NUESTRO mundo neurótico es especialmente neurótico con los niños. Está organizado para evitarles todo tipo de sufrimiento, como si viviesen en Disney World, con la ausencia total de las necesidades básicas de otros tiempos y de otras sociedades periféricas, rodeados de cosas (que compramos para suplir nuestros sentimientos de culpa) mientras los torturamos y les impedimos tener una existencia propia, como si la niñez, primero, y el resto de la vida, después, fuesen una carrera interminable hacia el éxito económico, académico o social.

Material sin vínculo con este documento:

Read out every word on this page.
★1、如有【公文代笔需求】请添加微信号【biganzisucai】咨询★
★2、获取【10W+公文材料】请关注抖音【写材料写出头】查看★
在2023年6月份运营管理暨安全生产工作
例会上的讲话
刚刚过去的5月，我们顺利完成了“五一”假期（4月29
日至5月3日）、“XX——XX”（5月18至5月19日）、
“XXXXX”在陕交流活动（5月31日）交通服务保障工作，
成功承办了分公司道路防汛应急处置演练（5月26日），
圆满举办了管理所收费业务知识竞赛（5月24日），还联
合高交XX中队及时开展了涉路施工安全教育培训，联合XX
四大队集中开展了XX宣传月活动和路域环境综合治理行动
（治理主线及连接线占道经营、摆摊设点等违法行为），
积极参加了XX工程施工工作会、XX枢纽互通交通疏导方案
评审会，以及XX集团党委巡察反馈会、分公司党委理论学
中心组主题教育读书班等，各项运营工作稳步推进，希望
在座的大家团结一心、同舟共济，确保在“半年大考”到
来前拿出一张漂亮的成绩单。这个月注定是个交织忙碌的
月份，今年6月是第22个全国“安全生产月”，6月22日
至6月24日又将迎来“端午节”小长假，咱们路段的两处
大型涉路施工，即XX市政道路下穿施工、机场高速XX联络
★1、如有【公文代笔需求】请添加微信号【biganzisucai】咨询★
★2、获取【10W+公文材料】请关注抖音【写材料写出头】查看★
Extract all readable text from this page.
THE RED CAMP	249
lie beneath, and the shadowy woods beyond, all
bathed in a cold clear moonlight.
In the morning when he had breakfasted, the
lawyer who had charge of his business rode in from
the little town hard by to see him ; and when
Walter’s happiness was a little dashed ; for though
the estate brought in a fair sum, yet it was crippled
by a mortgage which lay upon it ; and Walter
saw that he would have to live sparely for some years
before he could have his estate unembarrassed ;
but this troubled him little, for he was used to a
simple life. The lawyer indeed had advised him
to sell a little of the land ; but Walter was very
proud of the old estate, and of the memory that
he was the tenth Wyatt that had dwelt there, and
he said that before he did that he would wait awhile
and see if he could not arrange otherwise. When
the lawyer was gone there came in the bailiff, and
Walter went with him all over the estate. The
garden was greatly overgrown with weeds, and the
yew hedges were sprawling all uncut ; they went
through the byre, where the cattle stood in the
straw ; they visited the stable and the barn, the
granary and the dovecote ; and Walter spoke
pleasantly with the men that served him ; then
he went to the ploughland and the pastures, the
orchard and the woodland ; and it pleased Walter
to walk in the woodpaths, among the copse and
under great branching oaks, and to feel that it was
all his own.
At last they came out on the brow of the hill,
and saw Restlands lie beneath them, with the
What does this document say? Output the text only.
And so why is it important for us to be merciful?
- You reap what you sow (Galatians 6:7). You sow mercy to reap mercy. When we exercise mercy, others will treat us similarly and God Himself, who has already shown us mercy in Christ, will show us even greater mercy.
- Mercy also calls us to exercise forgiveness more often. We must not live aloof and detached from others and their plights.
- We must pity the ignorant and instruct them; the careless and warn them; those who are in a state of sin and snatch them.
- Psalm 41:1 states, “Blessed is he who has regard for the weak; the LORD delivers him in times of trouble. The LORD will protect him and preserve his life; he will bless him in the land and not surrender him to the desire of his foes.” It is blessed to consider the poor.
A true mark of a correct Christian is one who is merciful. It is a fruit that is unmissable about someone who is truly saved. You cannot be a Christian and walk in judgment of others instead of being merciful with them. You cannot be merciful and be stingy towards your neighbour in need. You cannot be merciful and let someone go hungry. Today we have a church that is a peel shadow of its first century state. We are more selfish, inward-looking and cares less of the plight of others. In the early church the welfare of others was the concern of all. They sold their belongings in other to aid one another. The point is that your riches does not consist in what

Desde que nacen, los especialistas de todo tipo comienzan a medir su naturaleza. Peso corporal, diámetro cerebral. A los pocos años, el especialista está contando cuántas palabras pueden aprender y producir, y las compara con las estadísticas. Como todos los individuos son diferentes, ninguno se adecúa exactamente al modelo. Para no herir sensibilidades, casi todos son calificados como “normales dentro del rango” de la felicidad. Pero si alguno sale un poco por fuera (es decir, todos), se lo empuja como ganado al tubo de tratamiento. Inmediatamente empiezan las ansiedades y el estrés por cualquier diferencia que, generalmente, debe ser tratada con un especialista para que: (1) si es un genio, no se le arruine el futuro que merece; o (2) si tiene alguna tara, como tenemos todos los que nos consideramos normales, se lo derive a un especialista para que lo ayude a superarla, al tiempo que, en el mismo proceso, el niño va absolviendo el resto de las taras de una cultura exitista y consumista.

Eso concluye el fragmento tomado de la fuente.